The giant international furnishings chain IKEA is responsible for many consumer-based phenomena, among them our docile acceptance of cheap, hinged desk lamps that droop like spent lilies. But I hadn't realized that overexposure to IKEA results in limp penises, too, until I saw Fight Club.
David Fincher's dumb and brutal shock show of a movie floats the winky, idiotic premise that a modern-day onslaught of girly pop-cultural destinations (including but not limited to IKEA, support groups, and the whole Starbucks-Gap-khakis brand-name axis) has resulted in a generation of spongy young men unable to express themselves as fully erect males. And that the swiftest remedy for the malaise lies in freely and mutually beating the crap out of each other bleeding, oozing, cracking, and groaning until pulped bodies crumple to the floor in a poetically lit heap.

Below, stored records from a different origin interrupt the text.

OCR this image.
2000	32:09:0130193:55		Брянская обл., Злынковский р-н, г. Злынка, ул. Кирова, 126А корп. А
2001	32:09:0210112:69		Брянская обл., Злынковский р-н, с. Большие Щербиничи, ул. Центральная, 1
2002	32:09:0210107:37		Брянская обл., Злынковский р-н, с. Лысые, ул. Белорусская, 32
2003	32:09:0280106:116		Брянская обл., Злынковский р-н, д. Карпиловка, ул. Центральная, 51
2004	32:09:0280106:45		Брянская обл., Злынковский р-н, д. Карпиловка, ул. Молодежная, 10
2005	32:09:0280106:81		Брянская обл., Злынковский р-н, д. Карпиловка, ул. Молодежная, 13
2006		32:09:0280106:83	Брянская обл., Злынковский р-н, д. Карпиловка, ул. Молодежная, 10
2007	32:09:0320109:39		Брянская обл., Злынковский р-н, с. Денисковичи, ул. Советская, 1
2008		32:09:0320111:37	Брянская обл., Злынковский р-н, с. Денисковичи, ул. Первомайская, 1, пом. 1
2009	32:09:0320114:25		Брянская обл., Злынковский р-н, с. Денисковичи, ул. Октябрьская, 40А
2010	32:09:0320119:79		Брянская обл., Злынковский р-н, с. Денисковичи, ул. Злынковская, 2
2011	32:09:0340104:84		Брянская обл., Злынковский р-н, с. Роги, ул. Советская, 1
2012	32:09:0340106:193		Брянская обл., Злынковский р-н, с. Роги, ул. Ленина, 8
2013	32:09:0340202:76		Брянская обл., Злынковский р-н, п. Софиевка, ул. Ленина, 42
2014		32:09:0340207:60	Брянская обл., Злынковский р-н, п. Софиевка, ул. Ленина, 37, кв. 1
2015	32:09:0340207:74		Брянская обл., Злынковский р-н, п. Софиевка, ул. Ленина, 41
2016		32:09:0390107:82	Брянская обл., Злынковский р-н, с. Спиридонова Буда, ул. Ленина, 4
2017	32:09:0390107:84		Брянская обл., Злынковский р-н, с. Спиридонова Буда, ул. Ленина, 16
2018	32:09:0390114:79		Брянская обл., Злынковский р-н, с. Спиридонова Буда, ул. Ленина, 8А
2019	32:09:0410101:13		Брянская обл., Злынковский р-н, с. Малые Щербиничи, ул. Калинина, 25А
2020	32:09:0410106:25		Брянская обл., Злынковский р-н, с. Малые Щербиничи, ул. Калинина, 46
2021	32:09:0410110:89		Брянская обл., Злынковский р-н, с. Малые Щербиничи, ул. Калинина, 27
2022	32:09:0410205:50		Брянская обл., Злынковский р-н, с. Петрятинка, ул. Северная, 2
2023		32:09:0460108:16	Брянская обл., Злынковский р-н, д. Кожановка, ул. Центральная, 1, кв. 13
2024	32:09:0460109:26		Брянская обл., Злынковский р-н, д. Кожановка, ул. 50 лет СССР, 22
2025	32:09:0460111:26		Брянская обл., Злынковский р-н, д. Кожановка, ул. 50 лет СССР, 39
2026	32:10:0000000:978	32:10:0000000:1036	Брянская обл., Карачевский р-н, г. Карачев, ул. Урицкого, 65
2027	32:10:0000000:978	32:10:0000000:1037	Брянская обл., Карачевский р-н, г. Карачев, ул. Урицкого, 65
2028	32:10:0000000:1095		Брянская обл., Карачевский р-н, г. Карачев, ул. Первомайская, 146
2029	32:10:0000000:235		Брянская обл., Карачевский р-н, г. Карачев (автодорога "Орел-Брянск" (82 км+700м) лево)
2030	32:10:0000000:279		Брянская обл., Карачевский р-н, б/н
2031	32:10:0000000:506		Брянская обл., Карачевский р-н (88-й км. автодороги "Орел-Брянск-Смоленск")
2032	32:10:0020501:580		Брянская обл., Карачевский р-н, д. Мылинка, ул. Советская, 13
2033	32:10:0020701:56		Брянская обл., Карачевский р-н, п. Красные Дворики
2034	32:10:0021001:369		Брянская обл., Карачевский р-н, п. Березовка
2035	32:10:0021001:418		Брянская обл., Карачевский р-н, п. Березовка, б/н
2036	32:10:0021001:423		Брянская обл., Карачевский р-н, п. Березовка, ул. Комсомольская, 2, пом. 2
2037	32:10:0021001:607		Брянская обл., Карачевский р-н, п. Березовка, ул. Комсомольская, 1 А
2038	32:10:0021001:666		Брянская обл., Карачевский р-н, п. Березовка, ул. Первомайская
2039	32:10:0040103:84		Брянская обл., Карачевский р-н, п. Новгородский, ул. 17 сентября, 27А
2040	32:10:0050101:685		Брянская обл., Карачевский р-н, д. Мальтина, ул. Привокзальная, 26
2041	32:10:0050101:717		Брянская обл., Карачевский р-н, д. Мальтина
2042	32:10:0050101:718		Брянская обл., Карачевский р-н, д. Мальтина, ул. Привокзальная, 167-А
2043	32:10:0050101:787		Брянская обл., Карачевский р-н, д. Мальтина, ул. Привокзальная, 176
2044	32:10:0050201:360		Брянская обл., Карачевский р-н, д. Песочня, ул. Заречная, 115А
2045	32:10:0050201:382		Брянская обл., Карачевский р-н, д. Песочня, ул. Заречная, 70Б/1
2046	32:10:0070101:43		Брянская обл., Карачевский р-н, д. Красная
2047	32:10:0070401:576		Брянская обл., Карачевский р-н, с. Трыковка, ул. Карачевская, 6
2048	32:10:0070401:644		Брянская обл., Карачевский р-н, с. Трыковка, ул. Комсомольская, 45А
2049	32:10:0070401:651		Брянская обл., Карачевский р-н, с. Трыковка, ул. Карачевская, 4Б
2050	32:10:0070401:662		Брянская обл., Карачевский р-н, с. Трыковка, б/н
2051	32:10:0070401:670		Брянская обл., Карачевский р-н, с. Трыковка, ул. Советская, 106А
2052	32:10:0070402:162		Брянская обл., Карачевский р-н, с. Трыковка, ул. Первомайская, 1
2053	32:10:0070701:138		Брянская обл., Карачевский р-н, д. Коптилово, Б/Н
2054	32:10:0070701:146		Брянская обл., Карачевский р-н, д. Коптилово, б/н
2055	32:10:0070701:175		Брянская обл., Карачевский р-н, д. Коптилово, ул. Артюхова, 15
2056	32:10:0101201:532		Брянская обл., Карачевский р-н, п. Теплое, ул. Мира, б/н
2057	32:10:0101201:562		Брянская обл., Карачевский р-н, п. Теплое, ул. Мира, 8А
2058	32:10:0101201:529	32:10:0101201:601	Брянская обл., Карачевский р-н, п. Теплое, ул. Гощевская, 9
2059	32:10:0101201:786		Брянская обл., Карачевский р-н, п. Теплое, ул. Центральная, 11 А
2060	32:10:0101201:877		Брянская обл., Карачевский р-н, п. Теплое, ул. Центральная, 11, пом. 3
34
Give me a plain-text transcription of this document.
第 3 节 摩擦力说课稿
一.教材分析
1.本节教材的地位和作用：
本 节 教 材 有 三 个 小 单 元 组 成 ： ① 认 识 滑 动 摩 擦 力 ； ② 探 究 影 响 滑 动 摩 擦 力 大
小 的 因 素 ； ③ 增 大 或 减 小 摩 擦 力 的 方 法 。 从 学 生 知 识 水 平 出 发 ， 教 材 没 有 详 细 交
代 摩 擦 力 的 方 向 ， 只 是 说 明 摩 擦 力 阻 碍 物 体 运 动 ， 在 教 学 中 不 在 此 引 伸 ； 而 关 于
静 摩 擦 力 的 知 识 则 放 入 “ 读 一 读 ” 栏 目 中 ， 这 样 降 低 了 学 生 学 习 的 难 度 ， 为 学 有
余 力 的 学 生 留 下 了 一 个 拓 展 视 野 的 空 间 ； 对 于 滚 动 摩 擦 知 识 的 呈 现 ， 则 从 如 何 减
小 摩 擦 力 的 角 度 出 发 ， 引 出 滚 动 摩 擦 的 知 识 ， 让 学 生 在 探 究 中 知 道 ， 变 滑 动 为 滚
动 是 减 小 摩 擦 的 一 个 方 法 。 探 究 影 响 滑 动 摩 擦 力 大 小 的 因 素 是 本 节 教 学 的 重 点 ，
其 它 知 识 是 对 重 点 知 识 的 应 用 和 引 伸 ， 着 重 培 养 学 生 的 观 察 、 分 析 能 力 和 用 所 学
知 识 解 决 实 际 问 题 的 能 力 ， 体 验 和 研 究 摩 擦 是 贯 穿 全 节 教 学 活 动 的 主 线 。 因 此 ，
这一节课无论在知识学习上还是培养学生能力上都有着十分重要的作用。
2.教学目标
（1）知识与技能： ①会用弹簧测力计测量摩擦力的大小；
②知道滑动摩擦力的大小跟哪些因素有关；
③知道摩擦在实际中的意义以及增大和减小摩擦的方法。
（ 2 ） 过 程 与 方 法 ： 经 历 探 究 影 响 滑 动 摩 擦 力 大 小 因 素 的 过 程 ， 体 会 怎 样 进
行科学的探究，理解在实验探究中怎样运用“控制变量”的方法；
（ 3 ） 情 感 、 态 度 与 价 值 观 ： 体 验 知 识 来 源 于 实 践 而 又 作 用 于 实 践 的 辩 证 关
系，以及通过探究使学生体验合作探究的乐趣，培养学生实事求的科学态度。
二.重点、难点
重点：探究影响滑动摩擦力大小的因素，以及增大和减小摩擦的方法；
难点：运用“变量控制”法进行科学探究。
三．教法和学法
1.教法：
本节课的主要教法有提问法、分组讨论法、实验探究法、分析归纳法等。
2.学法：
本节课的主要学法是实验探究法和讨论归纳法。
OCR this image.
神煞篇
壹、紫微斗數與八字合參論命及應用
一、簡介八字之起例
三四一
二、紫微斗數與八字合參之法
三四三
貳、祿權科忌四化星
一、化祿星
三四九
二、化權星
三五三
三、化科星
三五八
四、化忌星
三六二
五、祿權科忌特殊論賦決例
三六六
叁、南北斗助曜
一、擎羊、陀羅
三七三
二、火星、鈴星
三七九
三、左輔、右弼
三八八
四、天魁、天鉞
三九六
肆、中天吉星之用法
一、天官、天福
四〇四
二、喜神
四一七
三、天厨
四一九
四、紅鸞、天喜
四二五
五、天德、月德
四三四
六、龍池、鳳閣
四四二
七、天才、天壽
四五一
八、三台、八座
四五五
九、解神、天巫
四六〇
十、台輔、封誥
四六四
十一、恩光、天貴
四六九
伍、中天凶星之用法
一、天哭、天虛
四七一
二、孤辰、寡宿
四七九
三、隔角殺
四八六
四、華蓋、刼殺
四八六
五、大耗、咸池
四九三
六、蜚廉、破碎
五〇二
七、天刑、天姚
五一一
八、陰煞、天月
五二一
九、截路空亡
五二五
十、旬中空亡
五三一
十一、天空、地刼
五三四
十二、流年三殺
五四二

Had I but world enough and time, I could construct a unified theory linking this grossly simplistic notion to other recent entertainments depicting late-century American emasculation, from American Beauty and Dilbert to Susan Faludi's new all-guy tome Stiffed. But Fincher's contribution to the hubbub commands attention all its own, not least because the director's twitchily art-directed obsession with filth, degradation, and sadism, previously on display in Seven and The Game, puts his work on a path more extreme and disturbing than any theory of male disenfranchisement dreamed up by Faludi or the writers of The Drew Carey Show.